Anne Veenendaal

Personal information
- Born: 7 September 1995 (age 31)
- Height: 1.76 m (5 ft 9 in)

Sport
- Sport: Field hockey
- Position: Goalkeeper
- Club: Amsterdam

National team
- Years: Team / Caps / Goals
- 2015–: Netherlands / 102 / (0)

Medal record
Olympic Games
| Gold medal – first place | 2024 Paris | Team |
World Cup
| Gold medal – first place | 2018 London |  |
| Gold medal – first place | 2022 Terrassa/Amstelveen |  |
| Silver medal – second place | 2026 Wavre/Amstelveen |  |
European Championship
| Gold medal – first place | 2017 Amstelveen |  |
| Gold medal – first place | 2019 Antwerp |  |
| Gold medal – first place | 2021 Amstelveen |  |
| Gold medal – first place | 2023 Mönchengladbach |  |
| Gold medal – first place | 2025 Mönchengladbach |  |
| Silver medal – second place | 2015 London |  |
Champions Trophy
| Gold medal – first place | 2018 Changzhou |  |
| Silver medal – second place | 2016 London |  |

= Anne Veenendaal =

Dutch field hockey player

Anne Veenendaal (born 7 September 1995) is a Dutch field hockey player for the Dutch national team who plays as a goalkeeper.

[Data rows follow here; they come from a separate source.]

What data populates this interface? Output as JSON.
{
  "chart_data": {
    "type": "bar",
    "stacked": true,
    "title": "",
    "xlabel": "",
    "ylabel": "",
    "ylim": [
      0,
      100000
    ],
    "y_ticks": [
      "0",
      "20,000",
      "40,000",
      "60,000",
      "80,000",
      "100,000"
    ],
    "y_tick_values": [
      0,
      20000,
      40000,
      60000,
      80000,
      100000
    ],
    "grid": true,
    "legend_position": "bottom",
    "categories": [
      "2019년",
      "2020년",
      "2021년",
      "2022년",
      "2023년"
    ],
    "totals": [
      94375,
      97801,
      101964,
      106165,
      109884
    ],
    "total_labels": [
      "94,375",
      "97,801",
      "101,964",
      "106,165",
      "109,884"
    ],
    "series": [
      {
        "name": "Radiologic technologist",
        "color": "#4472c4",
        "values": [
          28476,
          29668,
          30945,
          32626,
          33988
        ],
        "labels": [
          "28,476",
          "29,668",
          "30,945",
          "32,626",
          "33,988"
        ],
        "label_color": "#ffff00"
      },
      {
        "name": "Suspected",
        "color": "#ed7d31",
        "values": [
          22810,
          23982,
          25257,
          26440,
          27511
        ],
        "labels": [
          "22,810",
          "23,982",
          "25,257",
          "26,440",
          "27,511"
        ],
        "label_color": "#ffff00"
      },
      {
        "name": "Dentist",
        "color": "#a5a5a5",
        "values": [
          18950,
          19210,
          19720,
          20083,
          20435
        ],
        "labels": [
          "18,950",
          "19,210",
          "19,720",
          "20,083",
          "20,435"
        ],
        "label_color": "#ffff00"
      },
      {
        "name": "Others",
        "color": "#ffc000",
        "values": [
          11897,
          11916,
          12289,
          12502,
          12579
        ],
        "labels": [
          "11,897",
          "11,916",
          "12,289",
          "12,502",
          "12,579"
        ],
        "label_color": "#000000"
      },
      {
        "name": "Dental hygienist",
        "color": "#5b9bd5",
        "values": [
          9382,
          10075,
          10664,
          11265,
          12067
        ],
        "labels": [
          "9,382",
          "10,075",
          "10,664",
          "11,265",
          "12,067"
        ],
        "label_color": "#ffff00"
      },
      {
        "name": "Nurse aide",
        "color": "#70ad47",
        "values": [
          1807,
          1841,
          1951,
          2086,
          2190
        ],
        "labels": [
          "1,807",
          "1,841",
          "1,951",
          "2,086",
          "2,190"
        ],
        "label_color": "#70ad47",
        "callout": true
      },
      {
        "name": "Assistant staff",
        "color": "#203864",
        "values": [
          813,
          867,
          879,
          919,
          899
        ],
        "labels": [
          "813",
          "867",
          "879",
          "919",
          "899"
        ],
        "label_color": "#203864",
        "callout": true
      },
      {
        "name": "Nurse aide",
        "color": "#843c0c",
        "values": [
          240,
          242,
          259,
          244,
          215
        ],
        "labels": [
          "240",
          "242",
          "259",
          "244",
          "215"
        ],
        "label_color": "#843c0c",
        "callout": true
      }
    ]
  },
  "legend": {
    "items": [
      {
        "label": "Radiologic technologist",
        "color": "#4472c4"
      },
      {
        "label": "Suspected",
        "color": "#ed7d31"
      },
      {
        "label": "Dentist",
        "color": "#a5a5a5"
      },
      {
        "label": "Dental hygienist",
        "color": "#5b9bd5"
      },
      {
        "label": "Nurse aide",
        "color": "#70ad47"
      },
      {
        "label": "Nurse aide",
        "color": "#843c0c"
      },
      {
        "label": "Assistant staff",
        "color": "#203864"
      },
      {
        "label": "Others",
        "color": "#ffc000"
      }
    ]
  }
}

Veenendaal made her debut for the Netherlands national team on 22 August 2015, at the age of nineteen, in a match against Poland during the 2015 European Championship in London.

With the Dutch team she won gold at the 2017 European Championship, and the 2018 World Cup. She was also part of the gold-winning women's field hockey team at the 2024 Paris Olympics. She is openly lesbian.